Most legal agent failures are not actually agent failures
Why the deployments that 'failed' were never built to succeed, by Lorna Khemraz
The pattern nobody wants to name
Six weeks into the deployment, the legal ops team put the agent on pause. The routing was wrong. Requests that should have gone straight to a lawyer were sitting in a processing queue. Requests that needed no legal input at all were getting escalated. The lawyers had stopped trusting what came out of the shared inbox, which meant they had quietly stopped using it, and the team was back to sorting emails by hand. The tool got the blame.
I don’t think the tool was the problem.
What had happened in the weeks before go-live was roughly this: someone configured the agent over an afternoon, pointed it at the legal team’s shared mailbox, gave it a two-paragraph description of what the team handled, and waited for results. There was no routing logic documented beyond the obvious cases. No definition of what “urgent” meant in practice, or which business units had priority SLAs, or when a commercial request should go to the GC rather than a mid-level associate. Nobody reviewed the first fifty routing decisions against any rubric or gave the agent feedback on where it was wrong. The team measured nothing for the first three weeks, and then decided the results weren’t good enough and pulled back.

This pattern is not unusual. Forrester has found that 25% of planned enterprise AI spend is being deferred into 2027 because of ROI concerns.
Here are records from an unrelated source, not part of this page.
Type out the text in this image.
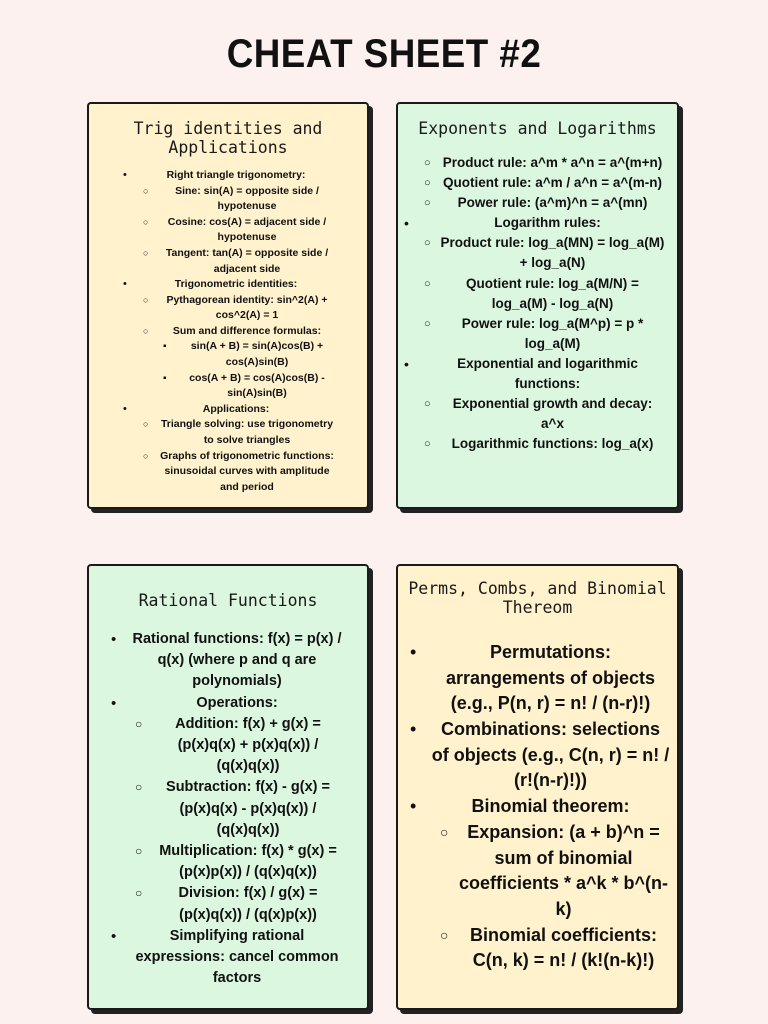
CHEAT SHEET #2
Trig identities and Applications
• Right triangle trigonometry:
○ Sine: sin(A) = opposite side / hypotenuse
○ Cosine: cos(A) = adjacent side / hypotenuse
○ Tangent: tan(A) = opposite side / adjacent side
• Trigonometric identities:
○ Pythagorean identity: sin^2(A) + cos^2(A) = 1
○ Sum and difference formulas:
▪ sin(A + B) = sin(A)cos(B) + cos(A)sin(B)
▪ cos(A + B) = cos(A)cos(B) - sin(A)sin(B)
• Applications:
○ Triangle solving: use trigonometry to solve triangles
○ Graphs of trigonometric functions: sinusoidal curves with amplitude and period
Exponents and Logarithms
○ Product rule: a^m * a^n = a^(m+n)
○ Quotient rule: a^m / a^n = a^(m-n)
○ Power rule: (a^m)^n = a^(mn)
• Logarithm rules:
○ Product rule: log_a(MN) = log_a(M) + log_a(N)
○ Quotient rule: log_a(M/N) = log_a(M) - log_a(N)
○ Power rule: log_a(M^p) = p * log_a(M)
• Exponential and logarithmic functions:
○ Exponential growth and decay: a^x
○ Logarithmic functions: log_a(x)
Rational Functions
• Rational functions: f(x) = p(x) / q(x) (where p and q are polynomials)
• Operations:
○ Addition: f(x) + g(x) = (p(x)q(x) + p(x)q(x)) / (q(x)q(x))
○ Subtraction: f(x) - g(x) = (p(x)q(x) - p(x)q(x)) / (q(x)q(x))
○ Multiplication: f(x) * g(x) = (p(x)p(x)) / (q(x)q(x))
○ Division: f(x) / g(x) = (p(x)q(x)) / (q(x)p(x))
• Simplifying rational expressions: cancel common factors
Perms, Combs, and Binomial Thereom
• Permutations: arrangements of objects (e.g., P(n, r) = n! / (n-r)!)
• Combinations: selections of objects (e.g., C(n, r) = n! / (r!(n-r)!))
• Binomial theorem:
○ Expansion: (a + b)^n = sum of binomial coefficients * a^k * b^(n-k)
○ Binomial coefficients: C(n, k) = n! / (k!(n-k)!)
The ModelOp 2026 AI Governance Benchmark Report found that two-thirds of enterprises still rely on manual ROI tracking for their production AI. These numbers point at something I think the industry is reluctant to name clearly: a significant portion of the deployments that “failed” were never built to succeed.
A significant portion of the deployments that “failed” were never built to succeed.
🏗️ The wrong analogy
The standard framing for agent deployment treats it like software installation. You configure it, test it, and ship it. If the output isn’t right, the configuration is wrong or the software is flawed. The failure mode is technical, the fix is technical, and the person who made the decision stays largely insulated from the outcome.
What I find, looking at the actual pattern of deployments that work versus deployments that don’t, is that the analogy is wrong. Deploying an agent is closer to hiring and managing a team member, one who is extraordinarily fast, highly reliable within the scope of their instructions, and completely dependent on those instructions for any judgment about edge cases. The analogy isn’t perfect. But it is precise enough to be useful.
What would you actually do when you hire someone?
Think about what you would actually do if you hired someone to manage your legal team’s shared inbox, sixty to eighty requests a day, sorting what needs a lawyer, what can be handled by ops, what is genuinely urgent, and what can wait a week. You would not hand them the login and walk away. You would explain how the team actually works: which business units tend to send things that sound urgent but aren’t, which request types are always the GC’s call regardless of how they’re framed, how a supplier dispute is different from a routine contract request even when they arrive in identical-looking emails. You would review their first few weeks of decisions, flag the ones where their judgment differed from yours, and explain why. You would build their understanding of your organisation’s priorities gradually, by showing them what good looks like and correcting what isn’t. You would ask questions and expect them to ask questions back.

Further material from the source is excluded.